DSDS: Wer’s glaubt …
Diese Vorcastings seien ausschließlich aus praktischen Gründen eingerichtet worden: "Es ist zeitlich unmöglich, binnen weniger Wochen alle Kandidaten vor der DSDS-Jury singen zu lassen", sagt RTL-Sprecherin Anke Eickmeyer. Die Auswahl derer, die vor die DSDS-Jury kommen, solle einem repräsentativen Gesamtdurchschnitt aller Bewerber entsprechen: "Dazu zählen die talentierten Sänger ebenso wie die weniger talentierten", so Eickmeyer.
Die RTL-Sprecherin stellt klar: "Ein antizipiertes Bloßstellen gibt es bei DSDS nicht."
An dieser Stelle möchte ich mal einen Lesetipp unterbringen:
Wer sich auch nur ansatzweise eine Meinung über DSDS und ähnliche Castingshows bilden möchte, sollte unbedingt einen Blick in den Roman Chart Throb von Ben Elton werfen. Danach sieht man solche Aussagen in einem ganz anderen Licht.
Im Roman werden die Kandidaten bereits bei der allerersten Sichtung in drei grosse Gruppen eingeteilt und vom Sender entsprechend aufgebaut und verwertet:
Clinger
Verzweifelte, hundertprozentig von sich selbst überzeugte Kandidaten, die überhaupt nicht singen können, aber bei ihrer öffentlichen Demontage grosses Fernsehen machen. Also die Leute, bei denen man sich fragt, warum ihre Eltern oder Freunde sie nicht vom Casting abgehalten haben.
Blinger
Extrovertierte Typen mit grossem Showpotential. Ihnen ist egal, ob sie sich vor der ganzen Nation zum Affen machen, Hauptsache, sie haben eine Bühne zur Selbstdarstellung. Wahrscheinlich die Gruppe, der das Casting am meissten Spass macht.
Minger
Zitat (frei übersetzt): „Die echten Opfer, die Jammergestalten, die Kurzsichtigen mit Glasbaustein-Brille, die Missgestalteten, die Fettleibigen, die geistig Unterbemittelten und die aknegeplagten Nerds.”

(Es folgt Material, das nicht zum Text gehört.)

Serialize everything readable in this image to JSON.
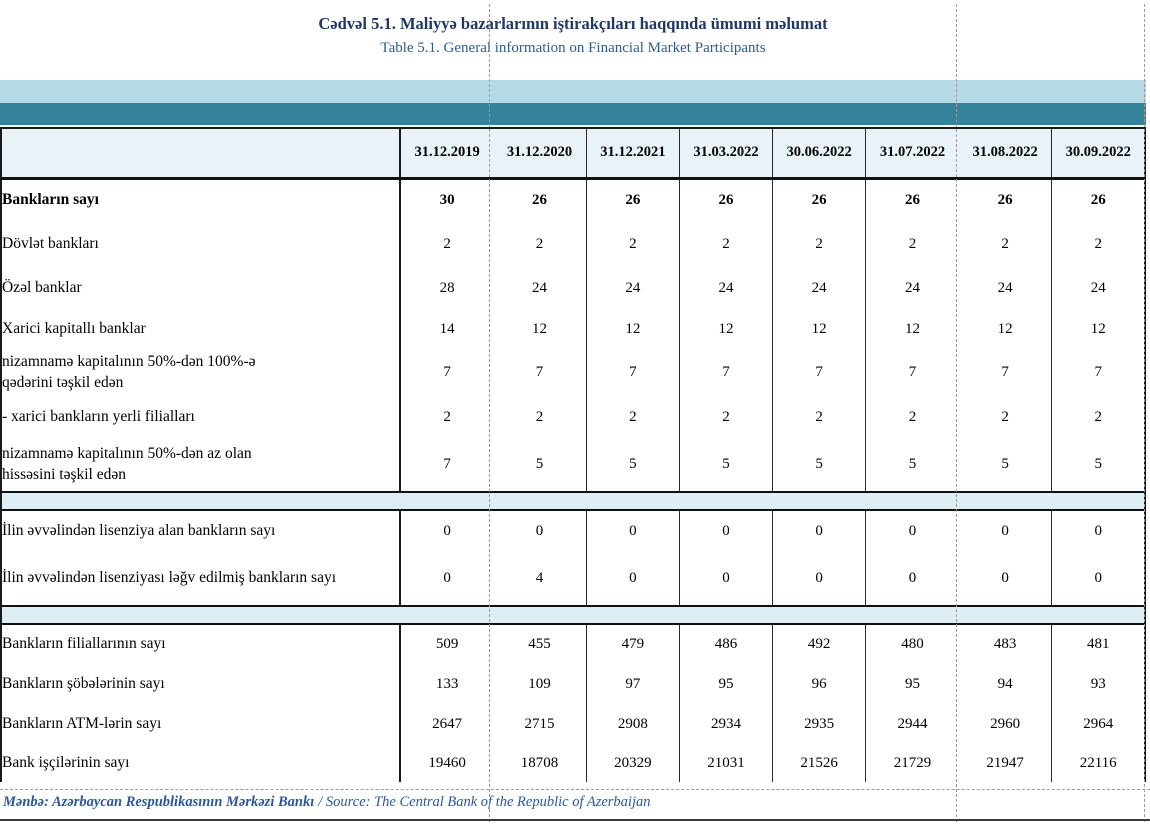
{
  "title": {
    "line1": "Cədvəl 5.1. Maliyyə bazarlarının iştirakçıları haqqında ümumi məlumat",
    "line2": "Table 5.1. General information on Financial Market Participants"
  },
  "table": {
    "date_columns": [
      "31.12.2019",
      "31.12.2020",
      "31.12.2021",
      "31.03.2022",
      "30.06.2022",
      "31.07.2022",
      "31.08.2022",
      "30.09.2022"
    ],
    "sections": [
      {
        "rows": [
          {
            "label": "Bankların sayı",
            "bold": true,
            "indent": 0,
            "values": [
              30,
              26,
              26,
              26,
              26,
              26,
              26,
              26
            ]
          },
          {
            "label": "Dövlət bankları",
            "bold": false,
            "indent": 1,
            "values": [
              2,
              2,
              2,
              2,
              2,
              2,
              2,
              2
            ]
          },
          {
            "label": "Özəl banklar",
            "bold": false,
            "indent": 1,
            "values": [
              28,
              24,
              24,
              24,
              24,
              24,
              24,
              24
            ]
          },
          {
            "label": "Xarici kapitallı banklar",
            "bold": false,
            "indent": 1,
            "values": [
              14,
              12,
              12,
              12,
              12,
              12,
              12,
              12
            ]
          },
          {
            "label": "nizamnamə kapitalının 50%-dən 100%-ə qədərini təşkil edən",
            "bold": false,
            "indent": 2,
            "values": [
              7,
              7,
              7,
              7,
              7,
              7,
              7,
              7
            ]
          },
          {
            "label": "- xarici bankların yerli filialları",
            "bold": false,
            "indent": 3,
            "values": [
              2,
              2,
              2,
              2,
              2,
              2,
              2,
              2
            ]
          },
          {
            "label": "nizamnamə kapitalının 50%-dən az olan hissəsini təşkil edən",
            "bold": false,
            "indent": 2,
            "values": [
              7,
              5,
              5,
              5,
              5,
              5,
              5,
              5
            ]
          }
        ]
      },
      {
        "rows": [
          {
            "label": "İlin əvvəlindən lisenziya alan bankların sayı",
            "bold": false,
            "indent": 4,
            "values": [
              0,
              0,
              0,
              0,
              0,
              0,
              0,
              0
            ]
          },
          {
            "label": "İlin əvvəlindən lisenziyası ləğv edilmiş bankların sayı",
            "bold": false,
            "indent": 4,
            "values": [
              0,
              4,
              0,
              0,
              0,
              0,
              0,
              0
            ]
          }
        ]
      },
      {
        "rows": [
          {
            "label": "Bankların filiallarının sayı",
            "bold": false,
            "indent": 4,
            "values": [
              509,
              455,
              479,
              486,
              492,
              480,
              483,
              481
            ]
          },
          {
            "label": "Bankların şöbələrinin sayı",
            "bold": false,
            "indent": 4,
            "values": [
              133,
              109,
              97,
              95,
              96,
              95,
              94,
              93
            ]
          },
          {
            "label": "Bankların ATM-lərin sayı",
            "bold": false,
            "indent": 4,
            "values": [
              2647,
              2715,
              2908,
              2934,
              2935,
              2944,
              2960,
              2964
            ]
          },
          {
            "label": "Bank işçilərinin sayı",
            "bold": false,
            "indent": 4,
            "values": [
              19460,
              18708,
              20329,
              21031,
              21526,
              21729,
              21947,
              22116
            ]
          }
        ]
      }
    ]
  },
  "footer": {
    "source_az": "Mənbə: Azərbaycan Respublikasının Mərkəzi Bankı",
    "source_en": "/ Source: The Central Bank of the Republic of Azerbaijan"
  },
  "colors": {
    "band_light": "#b5dae6",
    "band_teal": "#34839b",
    "header_bg": "#e9f3f7",
    "separator_bg": "#ddeef4",
    "title_az": "#1f3864",
    "title_en": "#2e5c8e",
    "footer_text": "#2b579a"
  }
}
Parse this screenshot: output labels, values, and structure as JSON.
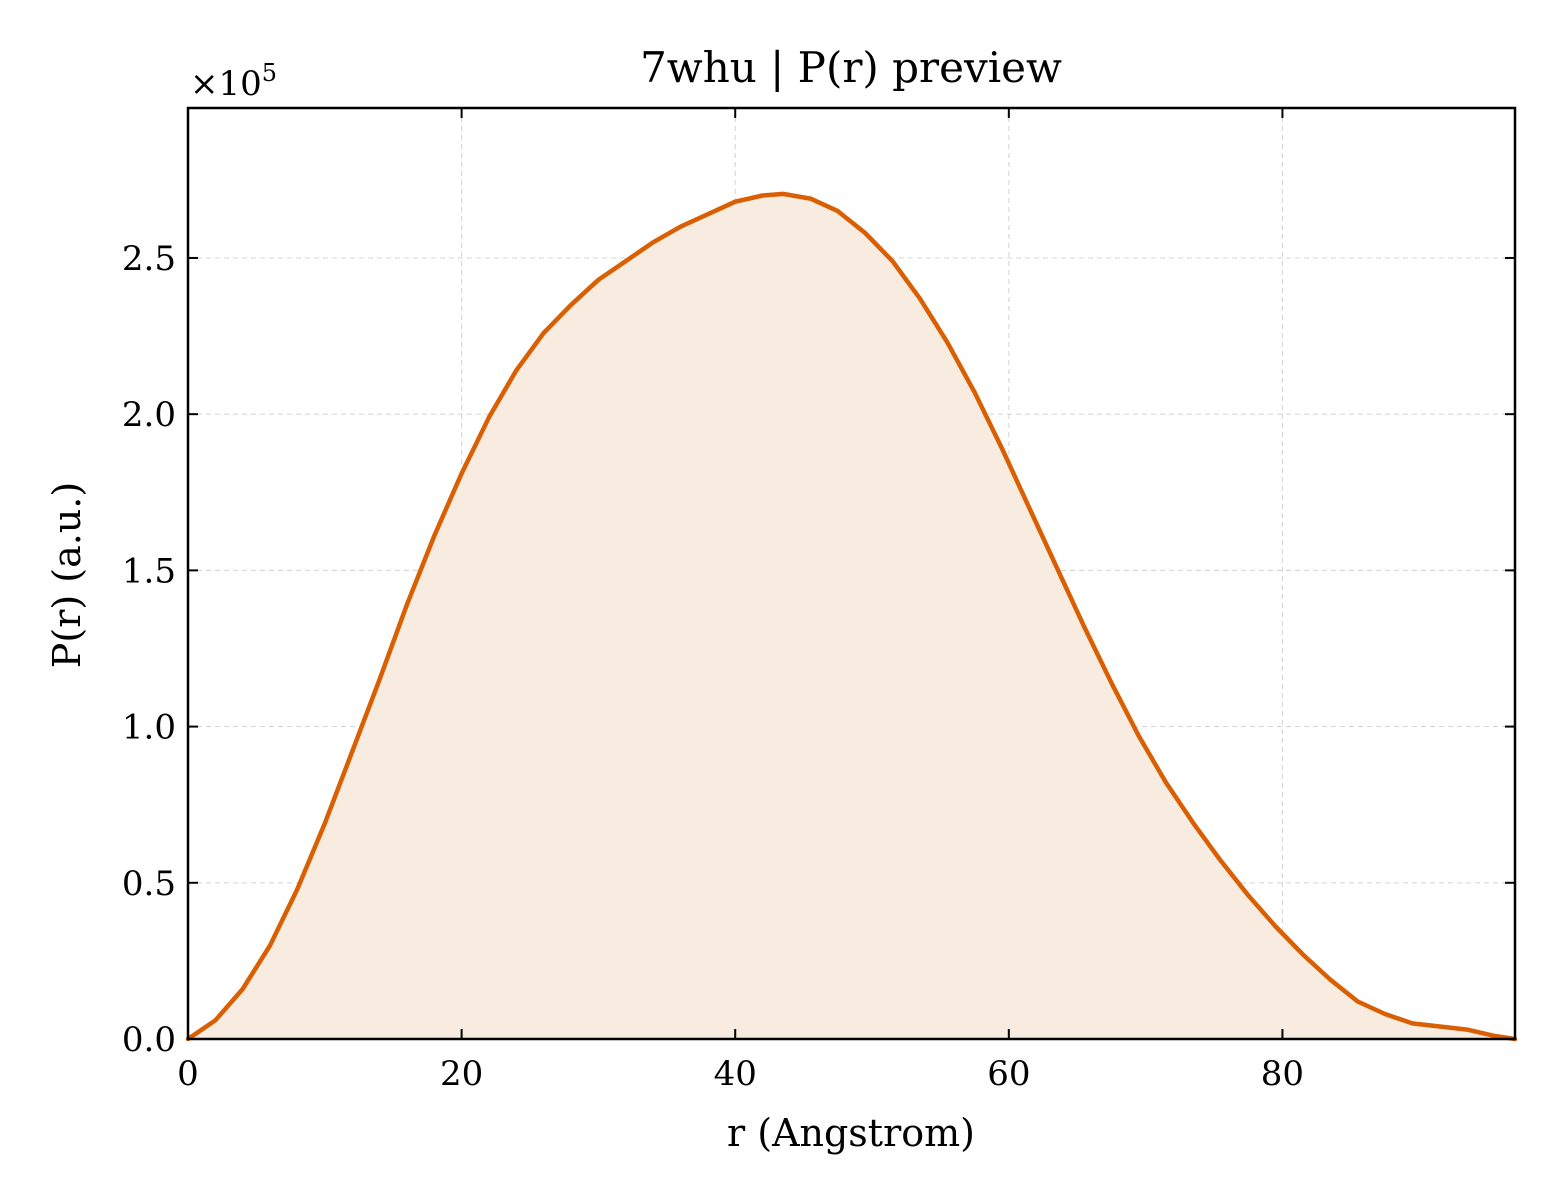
{
  "chart_data": {
    "type": "area",
    "title": "7whu | P(r) preview",
    "xlabel": "r (Angstrom)",
    "ylabel": "P(r) (a.u.)",
    "y_offset_label_prefix": "×10",
    "y_offset_label_exponent": "5",
    "xlim": [
      0,
      97
    ],
    "ylim": [
      0,
      2.98
    ],
    "xticks": [
      0,
      20,
      40,
      60,
      80
    ],
    "xtick_labels": [
      "0",
      "20",
      "40",
      "60",
      "80"
    ],
    "yticks": [
      0,
      0.5,
      1.0,
      1.5,
      2.0,
      2.5
    ],
    "ytick_labels": [
      "0.0",
      "0.5",
      "1.0",
      "1.5",
      "2.0",
      "2.5"
    ],
    "grid": true,
    "line_color": "#d95f02",
    "fill_color": "#f8ebe0",
    "series": [
      {
        "x": [
          0,
          2,
          4,
          6,
          8,
          10,
          12,
          14,
          16,
          18,
          20,
          22,
          24,
          26,
          28,
          30,
          32,
          34,
          36,
          38,
          40,
          42,
          43.5,
          45.5,
          47.5,
          49.5,
          51.5,
          53.5,
          55.5,
          57.5,
          59.5,
          61.5,
          63.5,
          65.5,
          67.5,
          69.5,
          71.5,
          73.5,
          75.5,
          77.5,
          79.5,
          81.5,
          83.5,
          85.5,
          87.5,
          89.5,
          91.5,
          93.5,
          95.5,
          97
        ],
        "values": [
          0.0,
          0.06,
          0.16,
          0.3,
          0.48,
          0.69,
          0.92,
          1.15,
          1.39,
          1.61,
          1.81,
          1.99,
          2.14,
          2.26,
          2.35,
          2.43,
          2.49,
          2.55,
          2.6,
          2.64,
          2.68,
          2.7,
          2.705,
          2.69,
          2.65,
          2.58,
          2.49,
          2.37,
          2.23,
          2.07,
          1.89,
          1.7,
          1.51,
          1.32,
          1.14,
          0.97,
          0.82,
          0.69,
          0.57,
          0.46,
          0.36,
          0.27,
          0.19,
          0.12,
          0.08,
          0.05,
          0.04,
          0.03,
          0.01,
          0.0
        ]
      }
    ]
  }
}
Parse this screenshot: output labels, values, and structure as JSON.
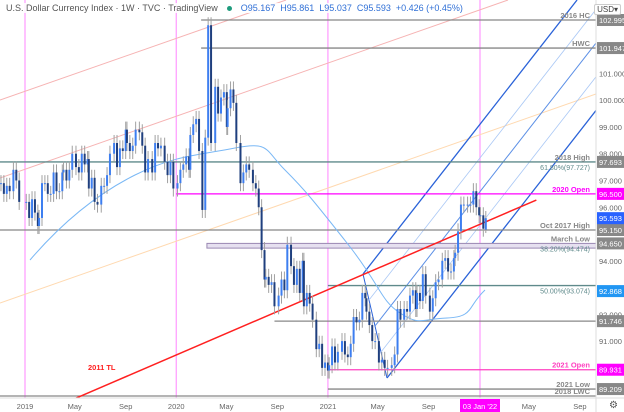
{
  "header": {
    "title": "U.S. Dollar Currency Index · 1W · TVC · TradingView",
    "open": "O95.167",
    "high": "H95.861",
    "low": "L95.037",
    "close": "C95.593",
    "change": "+0.426 (+0.45%)"
  },
  "currency_button": "USD",
  "chart_data": {
    "type": "candlestick",
    "title": "U.S. Dollar Currency Index · 1W · TVC · TradingView",
    "ylim": [
      88.8,
      104.0
    ],
    "y_ticks": [
      91.0,
      92.0,
      94.0,
      96.0,
      97.0,
      98.0,
      99.0,
      100.0,
      101.0
    ],
    "x_ticks": [
      {
        "date": "2019-01-01",
        "label": "2019"
      },
      {
        "date": "2019-05-01",
        "label": "May"
      },
      {
        "date": "2019-09-01",
        "label": "Sep"
      },
      {
        "date": "2020-01-01",
        "label": "2020"
      },
      {
        "date": "2020-05-01",
        "label": "May"
      },
      {
        "date": "2020-09-01",
        "label": "Sep"
      },
      {
        "date": "2021-01-01",
        "label": "2021"
      },
      {
        "date": "2021-05-01",
        "label": "May"
      },
      {
        "date": "2021-09-01",
        "label": "Sep"
      },
      {
        "date": "2022-01-03",
        "label": "03 Jan '22",
        "highlight": true
      },
      {
        "date": "2022-05-01",
        "label": "May"
      },
      {
        "date": "2022-09-01",
        "label": "Sep"
      }
    ],
    "weekly_closes": {
      "2018-11": [
        96.9,
        96.5,
        96.8,
        96.6
      ],
      "2018-12": [
        97.4,
        97.0,
        96.2
      ],
      "2019-01": [
        96.2,
        95.6,
        96.3,
        95.8,
        95.3
      ],
      "2019-02": [
        95.6,
        96.9,
        96.9,
        96.5
      ],
      "2019-03": [
        96.5,
        97.3,
        96.6,
        96.6,
        97.3
      ],
      "2019-04": [
        97.4,
        97.0,
        97.4,
        98.0
      ],
      "2019-05": [
        97.5,
        97.3,
        98.0,
        97.6,
        97.8
      ],
      "2019-06": [
        96.7,
        97.1,
        96.2,
        96.1
      ],
      "2019-07": [
        96.8,
        96.8,
        97.2,
        98.0
      ],
      "2019-08": [
        98.4,
        97.5,
        98.2,
        98.1,
        98.9
      ],
      "2019-09": [
        98.4,
        98.1,
        98.3,
        98.9
      ],
      "2019-10": [
        98.8,
        98.3,
        97.3,
        97.8
      ],
      "2019-11": [
        97.3,
        98.4,
        98.2,
        98.3
      ],
      "2019-12": [
        97.7,
        97.2,
        97.7,
        96.7
      ],
      "2020-01": [
        96.9,
        97.4,
        97.6,
        97.9,
        97.4
      ],
      "2020-02": [
        98.7,
        99.1,
        99.3,
        98.1
      ],
      "2020-03": [
        95.9,
        98.6,
        102.8,
        98.4
      ],
      "2020-04": [
        100.5,
        99.5,
        100.1,
        100.3,
        99.0
      ],
      "2020-05": [
        99.7,
        100.4,
        99.9,
        98.4
      ],
      "2020-06": [
        96.9,
        97.3,
        97.6,
        97.4
      ],
      "2020-07": [
        96.9,
        96.7,
        96.0,
        94.4,
        93.3
      ],
      "2020-08": [
        93.4,
        93.1,
        93.2,
        92.3
      ],
      "2020-09": [
        92.7,
        93.3,
        92.9,
        94.6
      ],
      "2020-10": [
        93.8,
        93.1,
        93.7,
        92.8,
        94.0
      ],
      "2020-11": [
        92.3,
        92.8,
        92.4,
        91.8
      ],
      "2020-12": [
        90.7,
        90.9,
        90.0,
        90.2,
        89.9
      ],
      "2021-01": [
        90.1,
        90.8,
        90.2,
        90.6
      ],
      "2021-02": [
        91.0,
        90.5,
        90.4,
        90.9
      ],
      "2021-03": [
        91.9,
        91.7,
        91.8,
        92.8,
        92.6
      ],
      "2021-04": [
        92.1,
        91.6,
        91.0,
        91.0
      ],
      "2021-05": [
        90.2,
        90.3,
        90.0,
        90.0
      ],
      "2021-06": [
        90.1,
        90.5,
        92.2,
        91.8
      ],
      "2021-07": [
        92.2,
        92.1,
        92.7,
        92.9,
        92.2
      ],
      "2021-08": [
        92.8,
        92.5,
        93.5,
        92.7
      ],
      "2021-09": [
        92.1,
        92.6,
        93.2,
        93.3
      ],
      "2021-10": [
        94.0,
        94.1,
        93.6,
        93.6,
        94.1
      ],
      "2021-11": [
        94.3,
        95.1,
        96.1,
        96.1
      ],
      "2021-12": [
        96.1,
        96.1,
        96.6,
        96.0,
        95.7
      ],
      "2022-01": [
        95.7,
        95.2
      ]
    },
    "last_candle": {
      "open": 95.167,
      "high": 95.861,
      "low": 95.037,
      "close": 95.593
    },
    "levels": [
      {
        "price": 102.995,
        "label": "2016 HC",
        "tag": "102.995",
        "color": "#888888",
        "from": "2020-03-01"
      },
      {
        "price": 101.947,
        "label": "HWC",
        "tag": "101.947",
        "color": "#888888",
        "from": "2020-03-01"
      },
      {
        "price": 97.693,
        "label": "2018 High",
        "tag": "97.693",
        "color": "#5f8a8b",
        "from": "2018-10-20",
        "fib": "61.80%(97.727)"
      },
      {
        "price": 96.5,
        "label": "2020 Open",
        "tag": "96.500",
        "color": "#ff00ff",
        "from": "2020-01-01"
      },
      {
        "price": 95.15,
        "label": "Oct 2017 High",
        "tag": "95.150",
        "color": "#888888",
        "from": "2018-10-20"
      },
      {
        "price": 94.65,
        "label": "March Low",
        "tag": "94.650",
        "color": "#9a88b3",
        "from": "2020-03-15",
        "fib": "38.20%(94.474)"
      },
      {
        "price": 93.074,
        "label": "",
        "tag": "",
        "color": "#5f8a8b",
        "from": "2021-01-01",
        "fib": "50.00%(93.074)"
      },
      {
        "price": 91.746,
        "label": "",
        "tag": "91.746",
        "color": "#888888",
        "from": "2020-08-25"
      },
      {
        "price": 89.931,
        "label": "2021 Open",
        "tag": "89.931",
        "color": "#ff40c0",
        "from": "2021-01-01"
      },
      {
        "price": 89.209,
        "label": "2021 Low",
        "tag": "89.209",
        "color": "#888888",
        "from": "2021-01-01"
      },
      {
        "price": 88.95,
        "label": "2018 LWC",
        "tag": "",
        "color": "#888888",
        "from": "2018-10-20"
      }
    ],
    "price_tags": {
      "last": "95.593",
      "last_color": "#2962ff",
      "ma": "92.868",
      "ma_color": "#2196f3"
    },
    "trendline": {
      "label": "2011 TL",
      "color": "#ff2020",
      "from": {
        "date": "2019-02-15",
        "price": 88.35
      },
      "to": {
        "date": "2022-05-19",
        "price": 96.27
      }
    },
    "colors": {
      "up": "#3d7ef0",
      "down": "#1f3f7e",
      "wick": "#a0a0a0",
      "year_line": "#ff99ff"
    }
  }
}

Wenn man sich anschaut, wer es bei RTL in die ersten Castingrunden schafft, ist der Roman wohl nicht allzu weit von der Realität entfernt …
Ja, die Chart-Throb-Typologie hat was, absolut. Das Buch macht Spass, trotz aller Tragik.
Und als weiterer Buchtipp: Blind Faith, auch von Ben Elton, und nicht minder einsichtsreich.
Danke für den Buchtipp.
Blind Faith werde ich auch gleich auf die Liste unbestellter Bücher setzen.